Las juntas se hacen en salas de paredes de cristal. Nadie se puede reunir aquí sin ser visto. La pequeña sala detrás del escritorio de Grauer tiene unos sillones bajos de piel blanca, una mesa de café y una terminal.

La camisa rosa y corbata al tono, las canas no muy cortas peinadas de lado, enmarcan los ojos café y el rostro arrugado y sonriente de 68 años de Grauer, que habla de México y su momento prometedor. El hombre está en una campaña de seducción de los mercados emergentes, en momentos en que las economías establecidas del planeta no le aportan a su compañía el crecimiento acelerado que busca. Hoy, México es una de las historias positivas en el escenario mundial y Bloomberg quiere ser parte de ella, como también quiere crecer en el resto de América Latina, Oceanía, África y Medio Oriente.

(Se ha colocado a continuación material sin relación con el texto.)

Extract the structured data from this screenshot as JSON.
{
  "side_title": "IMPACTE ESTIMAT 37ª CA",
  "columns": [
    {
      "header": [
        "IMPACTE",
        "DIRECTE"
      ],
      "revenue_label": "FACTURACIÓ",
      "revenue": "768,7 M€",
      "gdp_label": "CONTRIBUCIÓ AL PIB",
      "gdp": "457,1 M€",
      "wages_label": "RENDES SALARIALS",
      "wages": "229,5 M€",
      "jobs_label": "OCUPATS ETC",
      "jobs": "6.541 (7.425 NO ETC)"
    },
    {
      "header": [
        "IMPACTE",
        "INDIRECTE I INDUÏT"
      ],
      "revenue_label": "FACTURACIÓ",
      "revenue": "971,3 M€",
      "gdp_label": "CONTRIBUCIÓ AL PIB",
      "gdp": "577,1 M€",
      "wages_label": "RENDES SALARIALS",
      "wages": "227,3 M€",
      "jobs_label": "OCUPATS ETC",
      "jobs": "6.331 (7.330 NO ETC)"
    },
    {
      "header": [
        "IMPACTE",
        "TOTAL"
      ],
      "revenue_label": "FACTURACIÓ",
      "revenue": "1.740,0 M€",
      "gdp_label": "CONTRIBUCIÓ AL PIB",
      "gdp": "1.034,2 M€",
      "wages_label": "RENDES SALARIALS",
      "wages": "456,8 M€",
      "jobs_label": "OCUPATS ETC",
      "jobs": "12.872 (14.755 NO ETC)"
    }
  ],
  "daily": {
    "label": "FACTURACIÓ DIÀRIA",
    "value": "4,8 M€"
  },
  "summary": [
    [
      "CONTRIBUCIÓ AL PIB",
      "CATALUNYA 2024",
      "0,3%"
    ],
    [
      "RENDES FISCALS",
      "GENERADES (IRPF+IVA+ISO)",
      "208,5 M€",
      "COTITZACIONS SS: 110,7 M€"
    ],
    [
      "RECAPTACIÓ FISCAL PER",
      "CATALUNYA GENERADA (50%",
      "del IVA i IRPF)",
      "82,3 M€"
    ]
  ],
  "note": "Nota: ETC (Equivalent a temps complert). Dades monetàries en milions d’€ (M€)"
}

"Si te fijas en la manera en que creció nuestro negocio en los últimos cuatro o cinco años y las regiones de mayor crecimiento (...), éste fue en los mercados emergentes -dice Grauer-. (...) Creemos que nuestro crecimiento a largo plazo va a venir de esos mercados y Brasil y México serán dos motores importantes".

Campaña de seducción

La imagen de impecabilidad de Bloomberg y la campaña de seducción de Grauer se despliegan como coreografiadas. Pero, de repente, la imagen se cae al suelo. Literalmente.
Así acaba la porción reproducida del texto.